We believe systemic change is necessary. We fully support the right to peacefully protest and mobilize for change. We acknowledge the deeply rooted inequalities that Black communities have experienced and continue to face. We recognize that Black communities bear the weight of unique challenges that are ingrained in our economic, social, judicial, health and education systems which are reinforced intentionally and unintentionally by individuals who lead them.
When Black communities suffer, we suffer as a country and the collective potential of our nation is compromised.

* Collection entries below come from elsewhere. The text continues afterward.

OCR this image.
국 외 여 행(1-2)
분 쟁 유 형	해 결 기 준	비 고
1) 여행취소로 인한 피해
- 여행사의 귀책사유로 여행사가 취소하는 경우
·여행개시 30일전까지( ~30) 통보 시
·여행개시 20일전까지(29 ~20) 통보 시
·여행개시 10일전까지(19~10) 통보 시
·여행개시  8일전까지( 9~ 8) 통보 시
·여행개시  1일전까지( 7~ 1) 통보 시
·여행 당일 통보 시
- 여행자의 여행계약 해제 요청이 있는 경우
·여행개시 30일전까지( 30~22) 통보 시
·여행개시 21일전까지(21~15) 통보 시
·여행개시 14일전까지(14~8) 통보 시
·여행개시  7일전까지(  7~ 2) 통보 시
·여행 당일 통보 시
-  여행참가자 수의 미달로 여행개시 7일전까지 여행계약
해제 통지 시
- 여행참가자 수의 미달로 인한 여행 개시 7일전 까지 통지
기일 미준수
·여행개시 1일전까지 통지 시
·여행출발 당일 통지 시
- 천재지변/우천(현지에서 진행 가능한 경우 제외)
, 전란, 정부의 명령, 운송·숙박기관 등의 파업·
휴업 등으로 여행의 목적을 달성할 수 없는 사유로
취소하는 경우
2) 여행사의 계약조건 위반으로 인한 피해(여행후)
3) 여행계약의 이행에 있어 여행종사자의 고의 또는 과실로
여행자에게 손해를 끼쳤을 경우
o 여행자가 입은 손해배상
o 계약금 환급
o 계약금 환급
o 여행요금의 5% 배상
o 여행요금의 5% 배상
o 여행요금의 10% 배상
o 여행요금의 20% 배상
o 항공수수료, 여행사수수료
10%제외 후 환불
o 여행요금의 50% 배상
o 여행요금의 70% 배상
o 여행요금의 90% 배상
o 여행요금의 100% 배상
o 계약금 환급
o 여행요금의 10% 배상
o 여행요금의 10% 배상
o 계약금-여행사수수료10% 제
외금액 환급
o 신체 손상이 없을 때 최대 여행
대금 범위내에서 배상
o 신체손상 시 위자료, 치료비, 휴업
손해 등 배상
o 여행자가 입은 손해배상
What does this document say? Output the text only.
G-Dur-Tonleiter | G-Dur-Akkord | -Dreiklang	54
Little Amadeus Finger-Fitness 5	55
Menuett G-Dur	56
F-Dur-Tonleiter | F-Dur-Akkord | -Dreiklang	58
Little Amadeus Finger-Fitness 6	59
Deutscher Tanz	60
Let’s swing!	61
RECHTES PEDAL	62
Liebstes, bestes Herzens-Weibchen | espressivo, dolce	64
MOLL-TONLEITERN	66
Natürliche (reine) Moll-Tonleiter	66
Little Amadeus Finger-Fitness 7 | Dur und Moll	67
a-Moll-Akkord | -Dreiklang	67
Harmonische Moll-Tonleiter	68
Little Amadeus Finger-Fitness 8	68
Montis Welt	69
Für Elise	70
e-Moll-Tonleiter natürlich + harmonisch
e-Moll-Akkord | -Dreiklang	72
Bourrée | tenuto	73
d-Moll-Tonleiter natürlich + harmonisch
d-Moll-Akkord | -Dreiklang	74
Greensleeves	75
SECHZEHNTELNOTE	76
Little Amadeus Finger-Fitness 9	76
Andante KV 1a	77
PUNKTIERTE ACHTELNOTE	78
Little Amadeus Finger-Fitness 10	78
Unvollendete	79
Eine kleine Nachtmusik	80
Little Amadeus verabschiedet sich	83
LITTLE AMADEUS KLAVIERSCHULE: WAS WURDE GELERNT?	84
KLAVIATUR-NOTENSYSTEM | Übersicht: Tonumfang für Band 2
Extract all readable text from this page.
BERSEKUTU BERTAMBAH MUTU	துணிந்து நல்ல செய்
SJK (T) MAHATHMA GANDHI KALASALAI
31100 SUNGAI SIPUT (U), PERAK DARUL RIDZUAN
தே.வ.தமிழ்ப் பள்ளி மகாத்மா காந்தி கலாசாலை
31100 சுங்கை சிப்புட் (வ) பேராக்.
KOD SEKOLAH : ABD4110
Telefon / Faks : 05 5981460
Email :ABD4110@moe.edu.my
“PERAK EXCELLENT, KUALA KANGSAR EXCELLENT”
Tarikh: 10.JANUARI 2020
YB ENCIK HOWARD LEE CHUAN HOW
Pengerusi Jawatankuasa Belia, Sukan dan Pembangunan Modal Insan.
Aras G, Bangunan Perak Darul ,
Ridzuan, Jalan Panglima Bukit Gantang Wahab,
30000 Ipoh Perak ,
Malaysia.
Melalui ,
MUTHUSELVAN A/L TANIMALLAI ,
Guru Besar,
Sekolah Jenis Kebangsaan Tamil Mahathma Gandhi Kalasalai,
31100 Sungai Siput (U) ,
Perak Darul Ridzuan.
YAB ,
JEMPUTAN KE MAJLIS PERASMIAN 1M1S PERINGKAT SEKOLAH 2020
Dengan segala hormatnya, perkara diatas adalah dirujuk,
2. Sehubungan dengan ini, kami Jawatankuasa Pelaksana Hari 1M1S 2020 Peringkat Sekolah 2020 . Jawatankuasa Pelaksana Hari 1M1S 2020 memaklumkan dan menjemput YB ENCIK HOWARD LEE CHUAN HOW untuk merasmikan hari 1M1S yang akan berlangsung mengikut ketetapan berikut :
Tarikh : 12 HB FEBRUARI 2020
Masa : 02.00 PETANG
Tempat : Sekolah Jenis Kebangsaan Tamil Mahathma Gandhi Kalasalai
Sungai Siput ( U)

As citizens, we must speak out against racism and all its injustices. We must do better to provide fair and equitable opportunities for underserved communities. Remaining silent is not an option. Open, honest dialogue is necessary to find solutions that lead to meaningful actions and positive change.
To financial services institutions, we must work to identify and dismantle historical practices that have perpetuated disproportionate access to liquidity, wealth and credit for marginalized people and communities.
To employees of FHLBank Pittsburgh, we must have diversity and inclusion be integral to everything we do. We are determined to do even more to address racial inequities and other forms of bias. We embrace diversity, equity and inclusion as fundamental leadership principles and business practices. This commitment is necessary to build a strong, responsible organization for our members, employees and communities.
And finally, on a personal note, I grew up in Greensboro, North Carolina – part of the segregated and deeply unfair South. I experienced first-hand the courageous efforts of Black and other leaders in sit-down strikes, peaceful marches, inspirational speeches and sermons. I also witnessed the violence that followed terrible events such as the assassination of Dr. Martin Luther King Jr. Despite the genuine progress that has taken place since then, in 2020 it is clear that much remains to be done. As a leader, I remain committed to doing my part.
I look forward to continuing our journey in fostering diversity and being truly inclusive. For us, this will mean sustainable, meaningful actions that bring lasting change. We are hopeful that better days are ahead, and I look forward to hearing from you as we continue this work together.